Santigold will be performing as part of her Holified Tour on Tuesday, Oct. 11 at 8 p.m. at the Fillmore in Silver Spring. Tickets start at $35 and can be purchased on the Fillmore’s website.  

Fairfax Symphony and Orchestra will be performing work from German composer Brahms and Sibelius on Saturday, Oct. 15 at 8 p.m. at Capital One Hall. Jeremy Denk will be on piano, and Christopher Zimmerman will music direct and conduct. Tickets start at $45 and can be purchased on Capital One Hall’s website

Judah & the Lion will be performing on Thursday, Oct. 13 at 8 p.m. at the Fillmore in Silver Spring. Tickets start at $35 and can be purchased on the Fillmore’s website

Grammy Award-winning singer Steve Lacy will be performing on Saturday, Oct. 15 at 8 p.m. at the Fillmore in Silver Spring. Tickets start at $235 and can be purchased on the Fillmore’s website

The Reston Chorale, Piedmont Symphony Orchestra and PSO Rock Band will perform “Bohemian Rhapsody: The Music Of Queen (And Friends)” on Sunday, Oct. 16 at 4 p.m. at Capital One Hall. The music acts will perform some of Queen’s greatest hits, including “We Will Rock You,” “We Are the Champions,” “Under Pressure,” and of course, “Bohemian Rhapsody.” Tickets start at $29 and can be purchased on Ticketmaster

Local gay favorite Bob Mould plays at Wolf Trap on Wednesday, Oct. 19 at 8 p.m.
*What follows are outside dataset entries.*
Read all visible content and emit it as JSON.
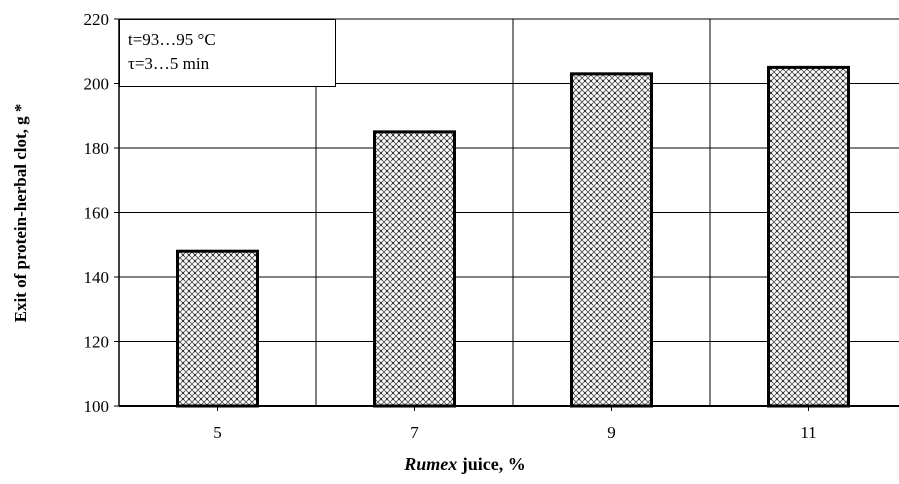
{
  "chart_data": {
    "type": "bar",
    "categories": [
      "5",
      "7",
      "9",
      "11"
    ],
    "values": [
      148,
      185,
      203,
      205
    ],
    "ylim": [
      100,
      220
    ],
    "yticks": [
      100,
      120,
      140,
      160,
      180,
      200,
      220
    ],
    "ylabel": "Exit of protein-herbal clot, g *",
    "xlabel_italic": "Rumex",
    "xlabel_rest": " juice, %",
    "annotations": [
      "t=93…95 °C",
      "τ=3…5 min"
    ],
    "grid": true,
    "bar_pattern": "crosshatch-dots"
  }
}
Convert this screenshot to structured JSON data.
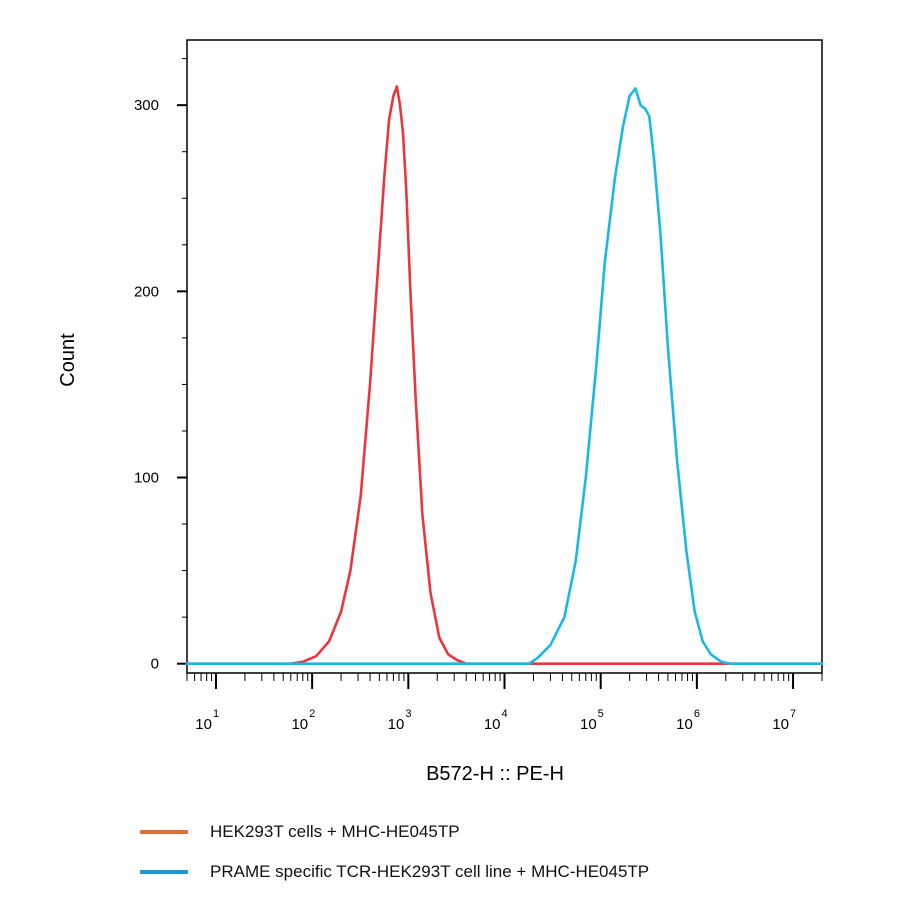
{
  "chart_data": {
    "type": "line",
    "xlabel": "B572-H :: PE-H",
    "ylabel": "Count",
    "x_scale": "log",
    "xlim": [
      5,
      20000000
    ],
    "ylim": [
      -5,
      335
    ],
    "x_ticks": [
      {
        "base": "10",
        "exp": "1",
        "value": 10
      },
      {
        "base": "10",
        "exp": "2",
        "value": 100
      },
      {
        "base": "10",
        "exp": "3",
        "value": 1000
      },
      {
        "base": "10",
        "exp": "4",
        "value": 10000
      },
      {
        "base": "10",
        "exp": "5",
        "value": 100000
      },
      {
        "base": "10",
        "exp": "6",
        "value": 1000000
      },
      {
        "base": "10",
        "exp": "7",
        "value": 10000000
      }
    ],
    "y_ticks": [
      0,
      100,
      200,
      300
    ],
    "grid": false,
    "legend_position": "bottom",
    "series": [
      {
        "name": "HEK293T cells + MHC-HE045TP",
        "color": "#e8373f",
        "legend_color": "#e0703a",
        "x": [
          5,
          60,
          80,
          110,
          150,
          200,
          250,
          320,
          400,
          480,
          560,
          630,
          700,
          760,
          820,
          880,
          950,
          1050,
          1200,
          1400,
          1700,
          2100,
          2600,
          3200,
          4000,
          5000,
          20000000
        ],
        "y": [
          0,
          0,
          1,
          4,
          12,
          28,
          50,
          90,
          150,
          210,
          260,
          292,
          305,
          310,
          300,
          285,
          255,
          200,
          140,
          80,
          38,
          14,
          5,
          2,
          0,
          0,
          0
        ]
      },
      {
        "name": "PRAME specific TCR-HEK293T cell line + MHC-HE045TP",
        "color": "#1ab8e4",
        "legend_color": "#1a9bd6",
        "x": [
          5,
          18000,
          22000,
          30000,
          42000,
          55000,
          70000,
          90000,
          110000,
          140000,
          170000,
          200000,
          230000,
          260000,
          290000,
          320000,
          360000,
          420000,
          500000,
          620000,
          780000,
          950000,
          1150000,
          1400000,
          1800000,
          2200000,
          20000000
        ],
        "y": [
          0,
          0,
          3,
          10,
          25,
          55,
          100,
          160,
          215,
          260,
          288,
          305,
          309,
          300,
          298,
          294,
          270,
          230,
          170,
          110,
          60,
          28,
          12,
          5,
          1,
          0,
          0
        ]
      }
    ]
  }
}
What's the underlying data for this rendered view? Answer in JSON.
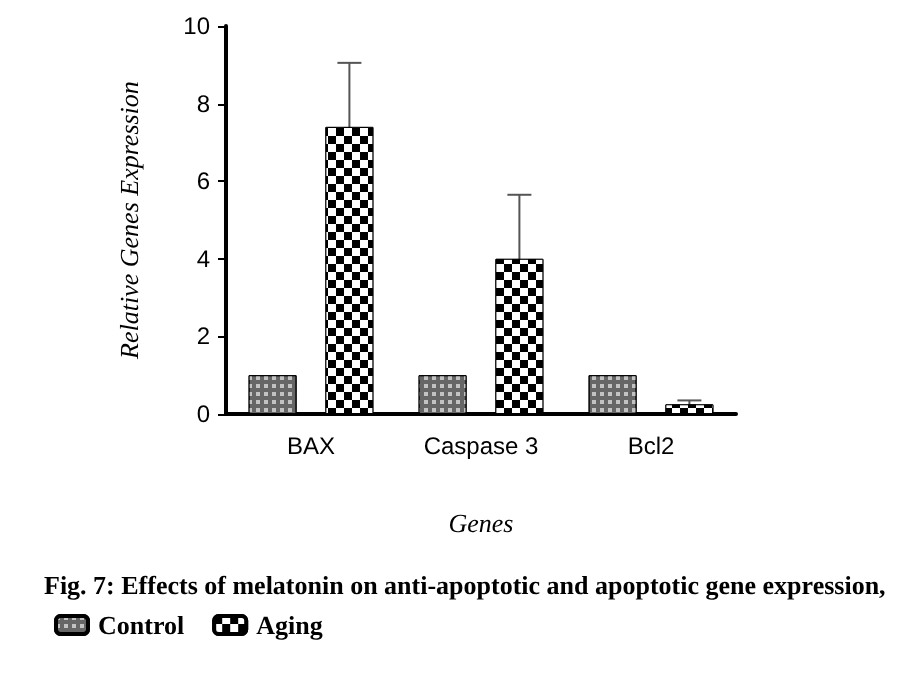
{
  "chart_data": {
    "type": "bar",
    "xlabel": "Genes",
    "ylabel": "Relative Genes Expression",
    "categories": [
      "BAX",
      "Caspase 3",
      "Bcl2"
    ],
    "series": [
      {
        "name": "Control",
        "color": "#666666",
        "values": [
          1,
          1,
          1
        ]
      },
      {
        "name": "Aging",
        "color": "#000000",
        "values": [
          7.4,
          4.0,
          0.25
        ],
        "errors": [
          1.65,
          1.65,
          0.1
        ]
      }
    ],
    "ylim": [
      0,
      10
    ],
    "yticks": [
      0,
      2,
      4,
      6,
      8,
      10
    ],
    "grid": false,
    "legend": "bottom",
    "annotations": [
      "Fig. 7: Effects of melatonin on anti-apoptotic and apoptotic gene expression,"
    ]
  }
}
The Gay Men’s Chorus of Washington D.C. will be celebrating the life and legacy of actress Judy Garland with a cabaret titled “Judy” on Saturday, Oct. 22 at 5 p.m. (ASL) and 8 p.m. at Capital One Hall. Fourteen select soloists from the Chorus will share stories as they sing their favorite Judy tunes. Songs include “Over the Rainbow,” “The Trolley Song,” “Come Rain or Come Shine,” “The Man That Got Away,” and “Happy Days are Here Again.” Tickets cost $45 and can be ppurchased on GMCWDC’s website

Morrissey performs at the Anthem on Monday, Nov. 28 at 8 p.m.